Mauerweglauf 2019

  • Ausgabe: 8
  • Jahr: 2019
  • Disziplin: Staffellauf
  • Distanz: 161
  • Land: Deutschland
  • Stadt: Berlin
  • Besitzer: Thomas Klemmer
  • Event URL: https://www.100meilen.de/

Der Mauerweglauf 2019 führte die Teilnehmenden auf der traditionsreichen Distanz von gut 161 Kilometern einmal rund um das ehemalige West-Berlin. Die Strecke entlang des früheren Grenzstreifens verband sportliche Höchstleistung mit einem stillen Gedenken an die Opfer der Berliner Mauer. Start und Ziel befanden sich im Friedrich-Ludwig-Jahn-Sportpark, wo die Läuferinnen und Läufer am 17. und 18. August bei sommerlichen Temperaturen auf die anspruchsvolle Runde geschickt wurden.

Schon früh setzte sich der Berliner Lokalmatador Sascha Dehling an die Spitze des Feldes. In beeindruckenden 14:37:44 Stunden sicherte er sich den Gesamtsieg über die 100 Meilen und erreichte sichtlich erschöpft, aber überwältigt von der Atmosphäre das Ziel im Stadion. Bei den Frauen sorgte die Italienerin Eleonora Rachele Corradini für ein echtes Ausrufezeichen: Sie gewann nicht nur die Frauenwertung in 15:22:49 Stunden, sondern wurde auch Gesamtdritte. Dabei verbesserte sie ganz nebenbei den Streckenrekord der Frauen um mehr als sechs Minuten. Hinter Dehling belegten Frank Ewen (15:20 Stunden) und Sven Herder (15:45 Stunden) die weiteren Podestplätze. Bei den Frauen folgten Dany Möhle (18:27 Stunden) und Nadia Comiotto mit deutlichem Abstand.

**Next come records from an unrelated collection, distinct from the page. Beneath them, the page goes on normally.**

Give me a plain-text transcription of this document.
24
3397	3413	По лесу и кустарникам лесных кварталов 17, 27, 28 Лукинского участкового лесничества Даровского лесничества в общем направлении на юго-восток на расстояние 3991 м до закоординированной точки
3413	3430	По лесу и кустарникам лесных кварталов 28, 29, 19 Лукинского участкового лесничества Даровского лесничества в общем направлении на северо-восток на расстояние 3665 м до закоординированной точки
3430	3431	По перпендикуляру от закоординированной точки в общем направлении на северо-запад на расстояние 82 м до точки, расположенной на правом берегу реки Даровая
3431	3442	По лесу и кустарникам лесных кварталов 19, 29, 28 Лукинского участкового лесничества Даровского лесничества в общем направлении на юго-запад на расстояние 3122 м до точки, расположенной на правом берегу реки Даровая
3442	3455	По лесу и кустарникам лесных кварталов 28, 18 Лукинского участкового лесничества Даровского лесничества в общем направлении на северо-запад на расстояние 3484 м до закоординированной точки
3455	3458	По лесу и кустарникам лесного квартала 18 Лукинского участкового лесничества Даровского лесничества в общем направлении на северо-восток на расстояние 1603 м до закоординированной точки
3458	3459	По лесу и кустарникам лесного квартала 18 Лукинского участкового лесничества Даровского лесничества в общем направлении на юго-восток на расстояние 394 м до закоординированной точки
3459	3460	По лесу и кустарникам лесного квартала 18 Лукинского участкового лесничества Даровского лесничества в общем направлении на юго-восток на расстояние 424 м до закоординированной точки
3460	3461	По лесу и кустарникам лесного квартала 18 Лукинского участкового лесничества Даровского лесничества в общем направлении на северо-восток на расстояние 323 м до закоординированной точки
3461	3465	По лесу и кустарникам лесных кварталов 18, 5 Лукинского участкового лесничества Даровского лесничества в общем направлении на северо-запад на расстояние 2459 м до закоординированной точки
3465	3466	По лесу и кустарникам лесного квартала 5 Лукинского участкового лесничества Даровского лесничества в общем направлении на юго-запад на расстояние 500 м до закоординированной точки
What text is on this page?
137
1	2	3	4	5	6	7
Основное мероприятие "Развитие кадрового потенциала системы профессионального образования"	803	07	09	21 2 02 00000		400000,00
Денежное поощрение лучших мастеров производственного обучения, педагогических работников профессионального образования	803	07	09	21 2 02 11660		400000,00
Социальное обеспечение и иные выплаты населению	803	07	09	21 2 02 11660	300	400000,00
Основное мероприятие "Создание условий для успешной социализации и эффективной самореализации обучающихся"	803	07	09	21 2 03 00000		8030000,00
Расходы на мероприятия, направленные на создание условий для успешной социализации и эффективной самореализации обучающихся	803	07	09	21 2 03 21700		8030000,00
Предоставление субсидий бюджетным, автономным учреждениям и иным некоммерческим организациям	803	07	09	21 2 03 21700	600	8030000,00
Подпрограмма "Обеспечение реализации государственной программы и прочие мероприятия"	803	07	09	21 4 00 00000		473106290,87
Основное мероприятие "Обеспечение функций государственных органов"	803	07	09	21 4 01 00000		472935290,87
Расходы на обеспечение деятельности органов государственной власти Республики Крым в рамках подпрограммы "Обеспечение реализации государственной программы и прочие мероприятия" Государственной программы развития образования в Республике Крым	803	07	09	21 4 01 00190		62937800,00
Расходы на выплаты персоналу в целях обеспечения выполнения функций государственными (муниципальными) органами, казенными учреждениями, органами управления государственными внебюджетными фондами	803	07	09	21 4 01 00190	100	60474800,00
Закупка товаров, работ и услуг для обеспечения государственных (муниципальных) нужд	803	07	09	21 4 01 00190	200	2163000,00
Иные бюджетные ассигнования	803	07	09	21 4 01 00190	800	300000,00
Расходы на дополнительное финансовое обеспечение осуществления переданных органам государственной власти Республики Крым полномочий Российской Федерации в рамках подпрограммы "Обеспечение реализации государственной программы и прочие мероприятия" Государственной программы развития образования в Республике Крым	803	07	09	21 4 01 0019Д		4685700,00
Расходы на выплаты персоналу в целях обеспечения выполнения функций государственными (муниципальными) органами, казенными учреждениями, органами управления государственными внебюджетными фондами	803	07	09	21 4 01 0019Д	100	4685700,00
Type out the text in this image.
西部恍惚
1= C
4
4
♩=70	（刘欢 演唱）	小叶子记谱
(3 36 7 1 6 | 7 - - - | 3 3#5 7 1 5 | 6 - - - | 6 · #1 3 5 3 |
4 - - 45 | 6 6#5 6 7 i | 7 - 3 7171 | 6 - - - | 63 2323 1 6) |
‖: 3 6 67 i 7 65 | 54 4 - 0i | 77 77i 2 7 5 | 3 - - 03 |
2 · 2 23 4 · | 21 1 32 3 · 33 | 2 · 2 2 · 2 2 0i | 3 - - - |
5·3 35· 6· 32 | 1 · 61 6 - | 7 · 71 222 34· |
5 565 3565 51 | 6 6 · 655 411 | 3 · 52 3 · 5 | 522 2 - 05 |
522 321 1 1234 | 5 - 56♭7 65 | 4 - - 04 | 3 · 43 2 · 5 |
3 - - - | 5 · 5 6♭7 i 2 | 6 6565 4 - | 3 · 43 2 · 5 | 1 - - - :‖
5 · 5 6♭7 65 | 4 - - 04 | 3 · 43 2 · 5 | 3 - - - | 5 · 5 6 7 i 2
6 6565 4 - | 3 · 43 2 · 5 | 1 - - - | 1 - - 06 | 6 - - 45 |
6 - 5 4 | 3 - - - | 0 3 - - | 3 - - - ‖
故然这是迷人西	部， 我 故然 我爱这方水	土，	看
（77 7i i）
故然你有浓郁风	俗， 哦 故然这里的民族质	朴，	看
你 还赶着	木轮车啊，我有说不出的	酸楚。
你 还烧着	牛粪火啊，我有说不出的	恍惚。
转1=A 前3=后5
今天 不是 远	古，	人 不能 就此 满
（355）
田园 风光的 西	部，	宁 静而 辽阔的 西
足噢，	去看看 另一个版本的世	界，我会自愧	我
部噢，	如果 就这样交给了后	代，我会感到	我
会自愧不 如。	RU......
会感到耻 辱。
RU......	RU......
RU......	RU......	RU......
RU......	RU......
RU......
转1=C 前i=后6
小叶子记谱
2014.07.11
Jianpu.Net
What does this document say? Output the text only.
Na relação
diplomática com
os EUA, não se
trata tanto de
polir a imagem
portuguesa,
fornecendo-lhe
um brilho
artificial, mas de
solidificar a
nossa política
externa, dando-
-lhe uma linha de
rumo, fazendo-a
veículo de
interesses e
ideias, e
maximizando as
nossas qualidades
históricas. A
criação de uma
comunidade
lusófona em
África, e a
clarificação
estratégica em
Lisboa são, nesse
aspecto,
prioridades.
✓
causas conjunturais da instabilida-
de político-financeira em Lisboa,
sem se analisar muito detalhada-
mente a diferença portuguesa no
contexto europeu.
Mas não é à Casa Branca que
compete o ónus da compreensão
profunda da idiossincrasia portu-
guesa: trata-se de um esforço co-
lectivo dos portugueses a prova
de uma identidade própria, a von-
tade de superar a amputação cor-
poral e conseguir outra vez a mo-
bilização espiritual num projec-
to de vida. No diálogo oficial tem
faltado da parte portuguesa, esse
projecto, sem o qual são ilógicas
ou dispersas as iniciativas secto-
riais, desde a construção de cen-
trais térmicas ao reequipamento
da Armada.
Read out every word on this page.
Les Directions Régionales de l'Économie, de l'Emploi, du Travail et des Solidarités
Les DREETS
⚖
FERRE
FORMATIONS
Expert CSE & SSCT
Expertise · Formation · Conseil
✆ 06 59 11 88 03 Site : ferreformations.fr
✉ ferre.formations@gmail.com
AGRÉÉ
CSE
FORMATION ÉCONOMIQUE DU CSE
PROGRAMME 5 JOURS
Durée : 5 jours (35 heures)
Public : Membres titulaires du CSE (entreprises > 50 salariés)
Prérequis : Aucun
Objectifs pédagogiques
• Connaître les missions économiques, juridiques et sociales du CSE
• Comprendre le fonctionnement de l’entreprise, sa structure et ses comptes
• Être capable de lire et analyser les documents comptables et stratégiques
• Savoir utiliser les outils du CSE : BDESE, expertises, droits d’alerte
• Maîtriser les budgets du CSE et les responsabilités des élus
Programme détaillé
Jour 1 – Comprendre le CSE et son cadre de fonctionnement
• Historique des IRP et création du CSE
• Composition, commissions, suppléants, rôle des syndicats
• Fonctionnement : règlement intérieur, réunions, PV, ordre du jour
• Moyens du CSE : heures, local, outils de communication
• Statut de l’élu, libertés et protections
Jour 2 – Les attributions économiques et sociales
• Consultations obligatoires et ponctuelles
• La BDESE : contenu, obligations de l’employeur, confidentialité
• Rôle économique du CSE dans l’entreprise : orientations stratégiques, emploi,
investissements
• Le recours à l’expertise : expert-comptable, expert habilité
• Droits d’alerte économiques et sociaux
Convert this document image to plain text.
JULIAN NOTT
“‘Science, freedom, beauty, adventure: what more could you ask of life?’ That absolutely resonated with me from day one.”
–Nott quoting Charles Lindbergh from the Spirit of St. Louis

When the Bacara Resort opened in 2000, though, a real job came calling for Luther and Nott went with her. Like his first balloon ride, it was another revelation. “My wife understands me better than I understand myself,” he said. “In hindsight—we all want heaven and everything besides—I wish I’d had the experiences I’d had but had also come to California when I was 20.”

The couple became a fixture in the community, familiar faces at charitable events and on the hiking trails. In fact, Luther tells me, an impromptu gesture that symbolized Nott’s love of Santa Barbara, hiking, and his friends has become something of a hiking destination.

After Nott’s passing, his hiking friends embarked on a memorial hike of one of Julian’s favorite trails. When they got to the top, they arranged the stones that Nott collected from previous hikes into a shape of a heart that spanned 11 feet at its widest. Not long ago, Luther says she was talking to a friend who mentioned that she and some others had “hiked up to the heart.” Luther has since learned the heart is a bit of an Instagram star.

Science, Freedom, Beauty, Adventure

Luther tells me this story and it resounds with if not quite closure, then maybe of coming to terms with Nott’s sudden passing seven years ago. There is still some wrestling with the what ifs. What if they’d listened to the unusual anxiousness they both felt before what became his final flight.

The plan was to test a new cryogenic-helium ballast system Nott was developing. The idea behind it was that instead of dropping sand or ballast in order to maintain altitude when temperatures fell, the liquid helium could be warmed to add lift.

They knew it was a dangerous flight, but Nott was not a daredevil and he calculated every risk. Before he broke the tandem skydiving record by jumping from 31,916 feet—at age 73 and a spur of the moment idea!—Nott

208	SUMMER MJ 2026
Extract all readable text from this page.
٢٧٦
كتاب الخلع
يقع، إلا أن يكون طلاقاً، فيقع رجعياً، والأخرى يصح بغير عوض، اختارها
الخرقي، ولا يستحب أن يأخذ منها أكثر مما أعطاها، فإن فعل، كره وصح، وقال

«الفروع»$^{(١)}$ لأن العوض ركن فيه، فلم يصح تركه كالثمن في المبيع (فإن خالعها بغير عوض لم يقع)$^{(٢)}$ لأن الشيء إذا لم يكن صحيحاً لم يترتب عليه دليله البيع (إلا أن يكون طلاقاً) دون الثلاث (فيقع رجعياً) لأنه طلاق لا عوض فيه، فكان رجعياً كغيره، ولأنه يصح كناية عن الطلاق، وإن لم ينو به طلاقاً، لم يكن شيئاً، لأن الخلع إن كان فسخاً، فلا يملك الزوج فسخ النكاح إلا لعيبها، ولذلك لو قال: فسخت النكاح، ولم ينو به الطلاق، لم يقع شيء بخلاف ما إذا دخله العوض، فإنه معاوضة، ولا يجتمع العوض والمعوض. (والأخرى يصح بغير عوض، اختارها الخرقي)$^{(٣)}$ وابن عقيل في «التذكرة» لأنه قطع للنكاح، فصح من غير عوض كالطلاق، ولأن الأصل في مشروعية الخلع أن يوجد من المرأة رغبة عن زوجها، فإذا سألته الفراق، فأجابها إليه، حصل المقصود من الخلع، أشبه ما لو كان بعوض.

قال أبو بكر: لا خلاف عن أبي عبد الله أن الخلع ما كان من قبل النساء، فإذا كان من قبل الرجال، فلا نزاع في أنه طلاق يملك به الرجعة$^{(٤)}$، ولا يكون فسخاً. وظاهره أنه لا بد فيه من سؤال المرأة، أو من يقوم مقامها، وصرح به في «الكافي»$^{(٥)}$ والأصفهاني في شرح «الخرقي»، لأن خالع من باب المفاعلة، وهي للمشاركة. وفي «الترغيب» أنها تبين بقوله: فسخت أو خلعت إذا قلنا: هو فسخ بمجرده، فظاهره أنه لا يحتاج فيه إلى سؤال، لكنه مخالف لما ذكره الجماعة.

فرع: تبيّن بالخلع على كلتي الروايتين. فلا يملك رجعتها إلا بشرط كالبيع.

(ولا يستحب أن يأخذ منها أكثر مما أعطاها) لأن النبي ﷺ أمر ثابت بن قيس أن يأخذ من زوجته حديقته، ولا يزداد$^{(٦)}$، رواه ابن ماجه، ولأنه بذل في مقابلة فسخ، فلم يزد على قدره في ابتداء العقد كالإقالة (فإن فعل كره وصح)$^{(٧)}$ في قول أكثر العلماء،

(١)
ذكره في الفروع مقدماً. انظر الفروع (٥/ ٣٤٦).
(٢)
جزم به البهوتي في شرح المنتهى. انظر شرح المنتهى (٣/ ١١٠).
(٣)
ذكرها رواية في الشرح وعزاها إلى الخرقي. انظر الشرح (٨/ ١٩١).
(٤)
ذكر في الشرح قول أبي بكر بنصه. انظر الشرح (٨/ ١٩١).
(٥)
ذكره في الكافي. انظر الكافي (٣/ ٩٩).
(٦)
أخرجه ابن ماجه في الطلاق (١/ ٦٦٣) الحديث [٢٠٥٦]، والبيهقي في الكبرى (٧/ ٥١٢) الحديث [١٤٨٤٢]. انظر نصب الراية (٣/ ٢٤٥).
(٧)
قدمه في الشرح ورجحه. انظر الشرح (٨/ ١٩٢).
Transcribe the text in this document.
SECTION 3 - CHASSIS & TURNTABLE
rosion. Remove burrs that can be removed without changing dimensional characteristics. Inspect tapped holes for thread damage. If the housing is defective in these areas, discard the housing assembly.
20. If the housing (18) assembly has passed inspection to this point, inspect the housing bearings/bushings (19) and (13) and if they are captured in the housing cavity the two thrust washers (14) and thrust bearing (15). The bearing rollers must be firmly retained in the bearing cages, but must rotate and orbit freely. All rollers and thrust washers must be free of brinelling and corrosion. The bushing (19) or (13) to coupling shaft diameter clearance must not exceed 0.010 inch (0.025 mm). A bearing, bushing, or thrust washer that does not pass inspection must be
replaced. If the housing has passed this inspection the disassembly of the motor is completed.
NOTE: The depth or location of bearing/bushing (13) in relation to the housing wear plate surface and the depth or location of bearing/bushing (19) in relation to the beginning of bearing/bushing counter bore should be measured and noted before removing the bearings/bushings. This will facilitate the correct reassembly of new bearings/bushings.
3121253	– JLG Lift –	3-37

Auch die Staffelwettbewerbe boten starke Leistungen. Die 2er-Staffel „Fast Forward“ stellte in 11:03:08 Stunden einen neuen Streckenrekord auf, während das „Team Axel“ knapp unter der 13-Stunden-Marke blieb. In der 4er-Staffel setzte sich das Team „No (b)orders“ in 13:38 Stunden durch, dicht gefolgt von CRKKK Japan (14:10 Stunden) und den 4 Vegan Runners (14:13 Stunden). Für einen unterhaltsamen Moment sorgte eine kleine Anekdote am Streckenrand: Ein Staffelläufer verpasste beinahe seinen Wechsel, weil er sich in ein Gespräch über alte Grenzgeschichten vertieft hatte – erst das hektische Winken seines Teamkollegen holte ihn zurück ins Rennen, sehr zur Freude der Zuschauer.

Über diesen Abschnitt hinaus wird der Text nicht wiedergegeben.